I’ve watched ride sharing companies Uber and Lyft with a great deal of interest. The idea of having a system where vehicle owners can connect with people wanting ride to the benefit of both appeals to me. But I’ve always been put off by both services’ centralized nature. Centralized systems are too easy for the state to regulate or shutdown and lend themselves too well to the central authority placing every stricter rules on the users. Uber has decided to flex its centralized power by banning both drivers and passengers from carrying firearms while using its service:
Uber Technologies says it is banning firearms of any kind during rides arranged through the Uber platform, and drivers or riders who violate the rule may lose access to the platform. The rules also apply to Uber’s affiliates.

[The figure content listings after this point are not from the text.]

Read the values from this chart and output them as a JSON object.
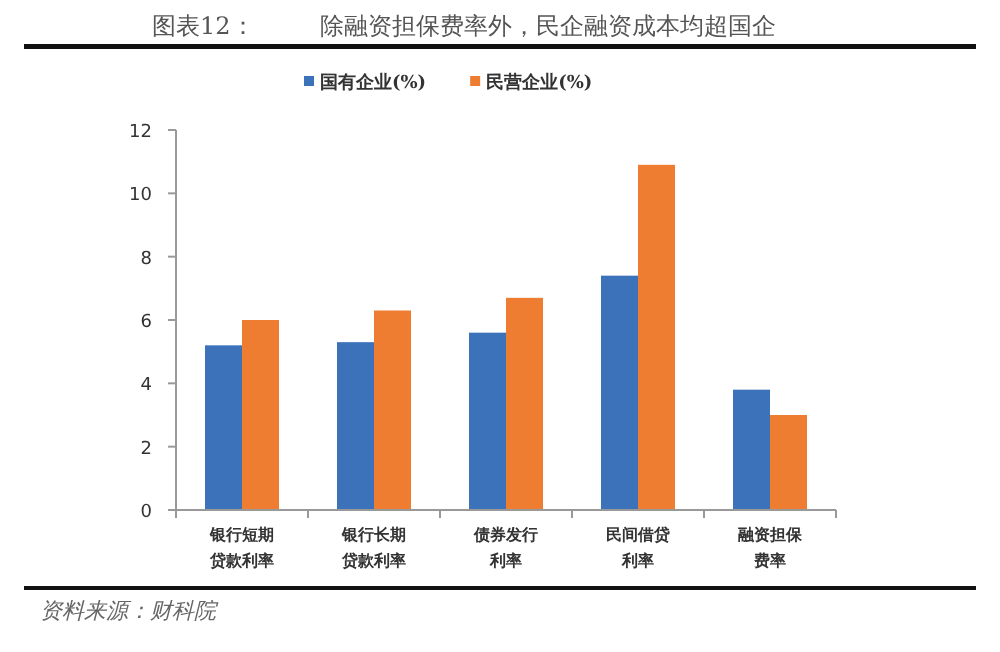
{
  "chart_data": {
    "type": "bar",
    "title": "图表12：",
    "subtitle": "除融资担保费率外，民企融资成本均超国企",
    "categories": [
      "银行短期贷款利率",
      "银行长期贷款利率",
      "债券发行利率",
      "民间借贷利率",
      "融资担保费率"
    ],
    "series": [
      {
        "name": "国有企业(%)",
        "color": "#3b72b9",
        "values": [
          5.2,
          5.3,
          5.6,
          7.4,
          3.8
        ]
      },
      {
        "name": "民营企业(%)",
        "color": "#ee7d32",
        "values": [
          6.0,
          6.3,
          6.7,
          10.9,
          3.0
        ]
      }
    ],
    "ylim": [
      0,
      12
    ],
    "yticks": [
      0,
      2,
      4,
      6,
      8,
      10,
      12
    ],
    "legend": "top",
    "grid": false,
    "annotations": [
      "资料来源：财科院"
    ]
  }
}
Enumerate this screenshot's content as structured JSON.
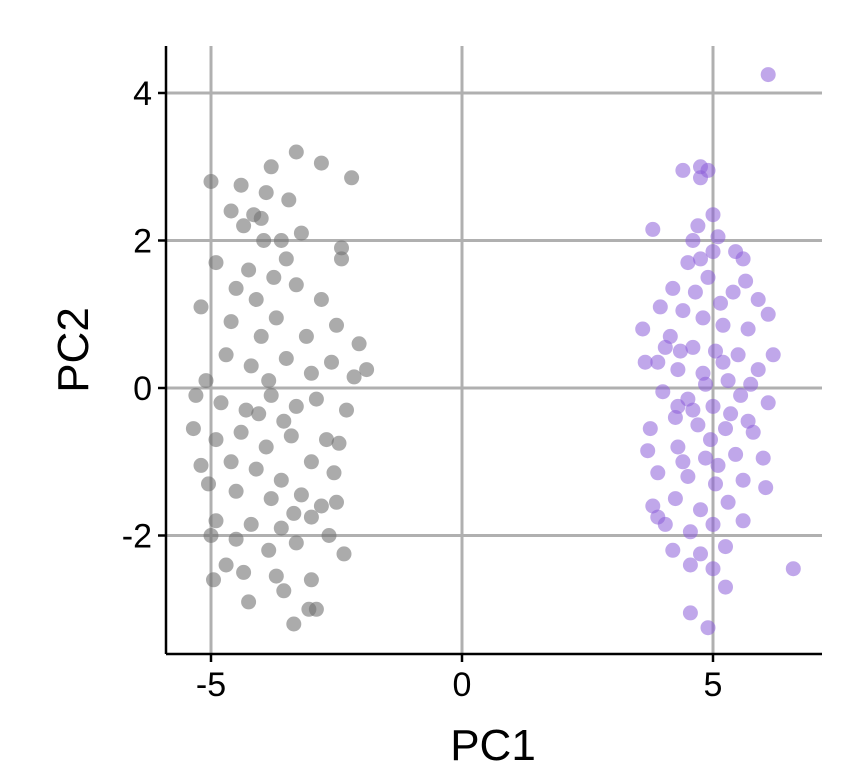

The company said Friday it changed its firearms policy on June 10 to make sure riders and drivers feel comfortable. In a statement, Uber said it made the change after reviewing feedback from both passengers and Uber drivers. Previously it had deferred to local law on the issue.
I could point out concealed means concealed and that Uber doesn’t have an legal authority so carrying while using its service isn’t criminal. But I firmly believe if a company doesn’t want to do business with me then I don’t want to do business with it. I’m also of the opinion that it should be up to the driver, the person who owns the vehicle after all, to decide what they do and do not want to allow in their vehicle. A decentralized ride sharing service would allows drivers to make such decisions.
This announcement is rather ironic though. Whereas most companies that announce gun prohibitions don’t have a history involving firearms Uber does. One of its drivers actually prevented a mass shooting:
A group of people had been walking in front of the driver around 11:50 p.m. Friday in the 2900 block of North Milwaukee Avenue when Everardo Custodio, 22, began firing into the crowd, Quinn said.
The driver pulled out a handgun and fired six shots at Custodio, hitting him several times, according to court records. Responding officers found Custodio lying on the ground, bleeding, Quinn said. No other injuries were reported.
With this new policy Uber is effectively saying it would have preferred if more people had died in that incident. I don’t want to do business with a company that doesn’t want to do business with me and I certainly don’t want to do business with a company that would rather people die than its drivers and passengers be armed.